Tuesday, December 7, 2010

Marbré chocolat

The other day I had to make a cake that would travel well. Interestingly enough, there's a category of French desserts that are called 'gâteaux de voyage', or rather traveling cakes. These are generally drier, less complicated cakes that can withstand transport. Some examples of gâteaux de voyage include madeleines, lemon cake, pound cake, fruit cake, almond cakes, and pastries made with puff pastry dough and almond cream such as pithiviers or pain complet.



I decided to make a chocolate marbled cake. The recipe is quite simple. You make the batter, reserve a portion of it, and then add cocoa powder to the other portion.

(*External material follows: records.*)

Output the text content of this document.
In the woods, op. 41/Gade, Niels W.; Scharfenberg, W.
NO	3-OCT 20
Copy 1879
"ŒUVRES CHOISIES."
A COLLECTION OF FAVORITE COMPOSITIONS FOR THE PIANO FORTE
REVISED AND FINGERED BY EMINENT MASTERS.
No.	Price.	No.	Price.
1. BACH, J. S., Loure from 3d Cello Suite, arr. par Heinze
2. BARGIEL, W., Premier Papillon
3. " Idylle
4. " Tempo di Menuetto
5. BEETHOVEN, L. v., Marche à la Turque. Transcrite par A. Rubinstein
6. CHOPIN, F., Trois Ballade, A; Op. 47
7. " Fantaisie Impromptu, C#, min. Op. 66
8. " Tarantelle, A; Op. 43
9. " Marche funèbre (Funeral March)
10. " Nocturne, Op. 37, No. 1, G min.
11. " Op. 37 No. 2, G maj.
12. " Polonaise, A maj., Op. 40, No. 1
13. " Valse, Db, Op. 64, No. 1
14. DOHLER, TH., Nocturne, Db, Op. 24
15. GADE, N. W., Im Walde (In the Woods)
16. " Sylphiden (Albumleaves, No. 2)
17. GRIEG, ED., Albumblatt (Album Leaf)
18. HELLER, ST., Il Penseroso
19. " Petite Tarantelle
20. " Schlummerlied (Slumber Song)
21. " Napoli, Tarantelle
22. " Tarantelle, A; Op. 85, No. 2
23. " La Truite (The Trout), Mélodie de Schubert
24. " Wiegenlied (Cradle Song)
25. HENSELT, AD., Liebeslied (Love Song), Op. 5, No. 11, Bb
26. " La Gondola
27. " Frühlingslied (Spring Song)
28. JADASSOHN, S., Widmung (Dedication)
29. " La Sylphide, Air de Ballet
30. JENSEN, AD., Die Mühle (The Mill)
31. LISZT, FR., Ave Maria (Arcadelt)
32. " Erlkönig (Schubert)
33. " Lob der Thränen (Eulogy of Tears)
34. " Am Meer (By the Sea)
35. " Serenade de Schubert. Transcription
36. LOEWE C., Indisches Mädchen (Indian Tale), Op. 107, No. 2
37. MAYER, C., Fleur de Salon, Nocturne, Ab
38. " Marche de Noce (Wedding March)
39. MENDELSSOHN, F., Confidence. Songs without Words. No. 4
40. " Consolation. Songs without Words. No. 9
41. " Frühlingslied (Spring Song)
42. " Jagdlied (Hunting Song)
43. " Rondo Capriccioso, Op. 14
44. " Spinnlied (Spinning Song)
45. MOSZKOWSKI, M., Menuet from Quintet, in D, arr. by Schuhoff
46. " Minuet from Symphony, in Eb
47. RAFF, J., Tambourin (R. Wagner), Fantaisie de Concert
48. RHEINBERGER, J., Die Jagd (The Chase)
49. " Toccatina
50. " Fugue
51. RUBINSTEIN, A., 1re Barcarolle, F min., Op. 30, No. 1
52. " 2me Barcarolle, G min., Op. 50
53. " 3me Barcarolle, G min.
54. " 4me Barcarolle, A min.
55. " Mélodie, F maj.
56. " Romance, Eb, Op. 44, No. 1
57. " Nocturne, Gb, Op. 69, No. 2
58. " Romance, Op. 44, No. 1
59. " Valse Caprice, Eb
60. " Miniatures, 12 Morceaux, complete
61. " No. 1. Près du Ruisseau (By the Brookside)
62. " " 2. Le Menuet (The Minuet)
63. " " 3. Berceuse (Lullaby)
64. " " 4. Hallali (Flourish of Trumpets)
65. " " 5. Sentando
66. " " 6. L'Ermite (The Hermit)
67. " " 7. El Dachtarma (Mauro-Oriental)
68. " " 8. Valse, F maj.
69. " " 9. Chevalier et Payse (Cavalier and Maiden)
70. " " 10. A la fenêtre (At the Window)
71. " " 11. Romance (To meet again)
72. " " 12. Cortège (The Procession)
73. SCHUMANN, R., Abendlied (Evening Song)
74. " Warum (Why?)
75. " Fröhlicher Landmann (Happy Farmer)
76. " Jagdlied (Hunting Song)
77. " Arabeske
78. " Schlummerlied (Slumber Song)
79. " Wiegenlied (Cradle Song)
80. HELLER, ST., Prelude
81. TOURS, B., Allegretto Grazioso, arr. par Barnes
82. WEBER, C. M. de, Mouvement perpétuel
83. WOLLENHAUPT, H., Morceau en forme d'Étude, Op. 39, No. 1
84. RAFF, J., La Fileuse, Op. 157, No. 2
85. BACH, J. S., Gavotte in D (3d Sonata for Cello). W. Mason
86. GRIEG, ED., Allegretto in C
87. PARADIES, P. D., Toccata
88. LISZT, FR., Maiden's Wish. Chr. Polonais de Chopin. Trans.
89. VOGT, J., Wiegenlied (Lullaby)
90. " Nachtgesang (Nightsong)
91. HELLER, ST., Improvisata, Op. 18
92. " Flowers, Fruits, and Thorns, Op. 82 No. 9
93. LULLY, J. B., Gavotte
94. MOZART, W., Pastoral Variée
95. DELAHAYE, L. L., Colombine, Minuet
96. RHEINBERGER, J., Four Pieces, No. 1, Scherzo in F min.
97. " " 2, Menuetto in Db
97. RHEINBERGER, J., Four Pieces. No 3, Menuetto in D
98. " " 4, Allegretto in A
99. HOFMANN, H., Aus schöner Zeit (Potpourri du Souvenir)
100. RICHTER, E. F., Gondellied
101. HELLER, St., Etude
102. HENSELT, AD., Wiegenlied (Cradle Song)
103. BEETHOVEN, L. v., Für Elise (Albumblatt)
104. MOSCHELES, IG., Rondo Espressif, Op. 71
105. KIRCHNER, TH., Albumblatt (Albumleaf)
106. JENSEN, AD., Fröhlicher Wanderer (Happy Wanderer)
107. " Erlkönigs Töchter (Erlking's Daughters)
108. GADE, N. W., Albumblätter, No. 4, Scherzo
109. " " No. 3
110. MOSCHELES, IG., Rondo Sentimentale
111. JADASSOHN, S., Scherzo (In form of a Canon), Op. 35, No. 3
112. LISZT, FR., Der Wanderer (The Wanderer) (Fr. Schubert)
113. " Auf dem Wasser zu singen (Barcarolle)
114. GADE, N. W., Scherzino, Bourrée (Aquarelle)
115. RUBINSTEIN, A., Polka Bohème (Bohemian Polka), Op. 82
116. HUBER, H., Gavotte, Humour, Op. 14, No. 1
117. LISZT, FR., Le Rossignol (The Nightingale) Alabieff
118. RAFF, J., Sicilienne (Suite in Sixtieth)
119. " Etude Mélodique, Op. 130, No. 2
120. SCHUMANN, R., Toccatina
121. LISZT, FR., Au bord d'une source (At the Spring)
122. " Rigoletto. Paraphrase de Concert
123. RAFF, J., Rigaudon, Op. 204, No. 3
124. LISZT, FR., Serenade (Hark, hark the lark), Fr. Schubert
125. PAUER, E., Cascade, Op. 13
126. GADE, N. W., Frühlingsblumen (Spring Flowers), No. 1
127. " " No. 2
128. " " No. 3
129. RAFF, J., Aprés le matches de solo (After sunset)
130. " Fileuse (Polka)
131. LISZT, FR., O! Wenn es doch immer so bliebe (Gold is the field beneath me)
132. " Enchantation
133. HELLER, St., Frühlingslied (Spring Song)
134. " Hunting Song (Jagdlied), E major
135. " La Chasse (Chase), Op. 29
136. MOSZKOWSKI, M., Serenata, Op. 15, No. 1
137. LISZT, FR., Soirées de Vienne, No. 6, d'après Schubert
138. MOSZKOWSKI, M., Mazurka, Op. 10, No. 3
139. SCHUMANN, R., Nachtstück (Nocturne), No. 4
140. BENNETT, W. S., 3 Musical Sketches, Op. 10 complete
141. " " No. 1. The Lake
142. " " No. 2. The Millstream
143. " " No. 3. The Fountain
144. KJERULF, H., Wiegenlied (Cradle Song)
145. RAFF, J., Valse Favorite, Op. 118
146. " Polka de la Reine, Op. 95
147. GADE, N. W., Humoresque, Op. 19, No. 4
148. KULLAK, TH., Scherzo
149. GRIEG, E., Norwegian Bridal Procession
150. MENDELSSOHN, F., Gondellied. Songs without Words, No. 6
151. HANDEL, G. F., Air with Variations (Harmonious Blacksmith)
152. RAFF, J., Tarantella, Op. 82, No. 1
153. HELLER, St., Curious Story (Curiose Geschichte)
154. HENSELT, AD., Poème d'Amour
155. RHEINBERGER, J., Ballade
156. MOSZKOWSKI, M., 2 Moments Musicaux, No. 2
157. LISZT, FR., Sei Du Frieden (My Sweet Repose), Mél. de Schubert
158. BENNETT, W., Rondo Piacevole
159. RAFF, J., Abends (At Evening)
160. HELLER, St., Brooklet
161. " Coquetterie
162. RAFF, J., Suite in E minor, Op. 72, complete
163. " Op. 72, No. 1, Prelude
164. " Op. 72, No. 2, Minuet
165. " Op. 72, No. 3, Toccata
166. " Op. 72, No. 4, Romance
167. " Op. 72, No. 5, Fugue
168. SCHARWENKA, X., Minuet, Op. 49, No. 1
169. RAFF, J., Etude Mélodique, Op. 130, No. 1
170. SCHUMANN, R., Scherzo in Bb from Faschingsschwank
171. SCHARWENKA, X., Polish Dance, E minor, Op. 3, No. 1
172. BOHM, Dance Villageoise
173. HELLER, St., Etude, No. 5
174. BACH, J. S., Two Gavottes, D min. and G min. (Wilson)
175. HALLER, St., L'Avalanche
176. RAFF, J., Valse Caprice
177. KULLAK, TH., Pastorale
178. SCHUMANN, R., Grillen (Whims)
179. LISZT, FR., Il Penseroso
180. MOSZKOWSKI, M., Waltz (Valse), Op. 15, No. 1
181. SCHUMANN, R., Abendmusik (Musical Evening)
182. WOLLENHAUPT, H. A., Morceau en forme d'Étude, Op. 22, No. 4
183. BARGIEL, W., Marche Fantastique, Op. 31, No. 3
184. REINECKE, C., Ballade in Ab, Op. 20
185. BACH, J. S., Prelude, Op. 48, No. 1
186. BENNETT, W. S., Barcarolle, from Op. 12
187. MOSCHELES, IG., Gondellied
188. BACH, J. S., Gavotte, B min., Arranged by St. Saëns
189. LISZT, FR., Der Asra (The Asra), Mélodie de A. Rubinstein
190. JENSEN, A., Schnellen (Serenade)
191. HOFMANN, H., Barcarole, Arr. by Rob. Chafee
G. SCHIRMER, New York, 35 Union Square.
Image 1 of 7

After the two batters are ready, fill your lined cake mold two-thirds with successive layers of vanilla and chocolate batter. Interestingly enough, I didn't need to run a knife through the batters to marble them. Unlike brownies, that don't really rise, this cake rises a lot and the marbling is accomplished as the cake cooks.



The cake was not as buttery as I expected. I think next time I make a marbled cake, I'll use a pound cake recipe and add cocoa powder to half the batter.


Marbré chocolat:
Makes 1 large or 2 small molds (12 people)

250g butter
250g icing/powdered sugar
250g eggs
200g flour
50g corn starch
8g baking powder
2g vanilla extract
20g cocoa powder

Cream the butter and icing sugar. Add the eggs and the vanilla extract. Mix in the sifted flour, starch, and baking powder. Reserve half the mixture. Add the 20g of cocoa powder to the other half of the mixture. Fill a non-stick paper-lined cake mold two-thirds with successive layers of vanilla and chocolate batter. Bake at 200°C. As soon as the cake colors, check done-ness with a knife blade. If the blade is moist, continue to bake at 180°C until a knife blade comes out clean.